Kepala Staf Kepresidenan Moeldoko: Nama Saya Ada Di Mana-mana

Edisi: 47/48 / Tanggal : 2020-01-19 / Halaman : 100 / Rubrik : WAW / Penulis : Wahyu Dhyatmika, Mahardika Satria Hadi, Aisha Shaidra.


INSIDEN masuknya kapal-kapal ikan dan penjaga pantai Cina ke perairan Natuna, Kepulauan Riau, sejak akhir Desember 2019 mengingatkan Kepala Staf Kepresidenan Moeldoko pada sejarah Kerajaan Sriwijaya berabad-abad silam. Dulu, ketika Sriwijaya sibuk memerangi Kerajaan Mataram Kuno di Pulau Jawa, kekuasaannya di Selat Malaka lepas ke tangan Tiongkok. "Belajar dari sejarah itu, kita tidak boleh lengah. Jangan kita sibuk dengan urusan dalam negeri sehingga kedaulatan terabaikan, apalagi Laut Natuna Utara begitu luas dan sering terjadi kekosongan," kata Moeldoko.

Berlayarnya puluhan kapal nelayan Cina yang dikawal pasukan penjaga pantai dan kapal fregat di wilayah perairan Zona Ekonomi Eksklusif (ZEE) Indonesia itu sempat memantik ketegangan antara Jakarta dan Beijing. Presiden Joko Widodo bahkan sampai kembali mendatangi Natuna. Ini kunjungan kedua Jokowi setelah ia menggelar rapat kabinet terbatas di atas kapal perang KRI Imam Bonjol di Laut Natuna Utara pada 23 Juni 2016. Kala itu rapat digelar beberapa saat setelah kapal Tentara Nasional Indonesia Angkatan Laut menyergap kapal Cina di perairan kaya ikan serta cadangan minyak dan gas tersebut.

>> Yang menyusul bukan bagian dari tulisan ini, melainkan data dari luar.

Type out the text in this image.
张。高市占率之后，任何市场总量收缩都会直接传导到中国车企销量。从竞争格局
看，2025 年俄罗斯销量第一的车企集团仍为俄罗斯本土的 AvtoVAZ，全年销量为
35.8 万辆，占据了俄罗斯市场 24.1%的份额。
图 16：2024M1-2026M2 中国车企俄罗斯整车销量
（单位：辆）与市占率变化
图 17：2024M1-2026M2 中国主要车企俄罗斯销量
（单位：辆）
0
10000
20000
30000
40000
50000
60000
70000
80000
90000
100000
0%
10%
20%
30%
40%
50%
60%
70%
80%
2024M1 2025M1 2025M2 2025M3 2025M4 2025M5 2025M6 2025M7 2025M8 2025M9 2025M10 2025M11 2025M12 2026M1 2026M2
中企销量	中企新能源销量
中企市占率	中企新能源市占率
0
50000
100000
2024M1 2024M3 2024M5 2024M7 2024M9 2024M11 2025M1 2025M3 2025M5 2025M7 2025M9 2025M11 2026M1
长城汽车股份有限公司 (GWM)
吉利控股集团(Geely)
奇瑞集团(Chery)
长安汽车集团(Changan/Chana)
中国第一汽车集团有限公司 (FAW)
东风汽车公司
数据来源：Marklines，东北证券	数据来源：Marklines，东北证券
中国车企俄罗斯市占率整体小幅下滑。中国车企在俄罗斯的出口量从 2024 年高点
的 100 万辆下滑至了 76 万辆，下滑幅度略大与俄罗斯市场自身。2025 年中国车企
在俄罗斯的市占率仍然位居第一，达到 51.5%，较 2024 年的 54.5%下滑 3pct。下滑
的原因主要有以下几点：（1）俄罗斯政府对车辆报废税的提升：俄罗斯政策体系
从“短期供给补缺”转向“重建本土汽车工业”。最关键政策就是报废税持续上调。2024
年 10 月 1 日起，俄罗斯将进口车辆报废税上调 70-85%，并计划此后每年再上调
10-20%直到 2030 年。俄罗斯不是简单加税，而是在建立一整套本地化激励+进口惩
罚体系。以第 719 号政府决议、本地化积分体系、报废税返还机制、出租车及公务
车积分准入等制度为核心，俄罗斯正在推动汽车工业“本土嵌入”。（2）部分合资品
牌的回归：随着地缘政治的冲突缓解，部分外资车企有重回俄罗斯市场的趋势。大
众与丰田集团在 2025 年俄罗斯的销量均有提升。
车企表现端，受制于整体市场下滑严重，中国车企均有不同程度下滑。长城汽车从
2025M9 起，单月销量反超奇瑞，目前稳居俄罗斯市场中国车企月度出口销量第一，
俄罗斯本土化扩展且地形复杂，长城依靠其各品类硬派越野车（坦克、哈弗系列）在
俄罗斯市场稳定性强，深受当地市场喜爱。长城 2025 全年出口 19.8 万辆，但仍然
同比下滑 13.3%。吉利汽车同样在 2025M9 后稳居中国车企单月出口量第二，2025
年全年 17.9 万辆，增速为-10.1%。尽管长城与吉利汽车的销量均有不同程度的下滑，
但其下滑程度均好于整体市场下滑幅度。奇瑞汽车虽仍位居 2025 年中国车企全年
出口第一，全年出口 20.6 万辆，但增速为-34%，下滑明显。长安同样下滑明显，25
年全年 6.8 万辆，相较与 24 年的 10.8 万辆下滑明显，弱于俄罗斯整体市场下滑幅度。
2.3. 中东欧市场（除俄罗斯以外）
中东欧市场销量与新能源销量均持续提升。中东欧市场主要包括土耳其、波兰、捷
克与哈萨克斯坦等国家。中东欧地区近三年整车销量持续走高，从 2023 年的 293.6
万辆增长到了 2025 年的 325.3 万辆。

Moeldoko mengatakan kedatangan Presiden ke Natuna bertujuan meredam gejolak publik yang keburu emosional karena menganggap kapal-kapal Cina telah melanggar wilayah kedaulatan Indonesia. "Padahal nelayan (Cina) itu baru masuk wilayah hak berdaulat atau ZEE," kata Moeldoko, yang mendampingi Jokowi selama satu hari kunjungan ke Kabupaten Natuna pada Rabu, 8 Januari lalu.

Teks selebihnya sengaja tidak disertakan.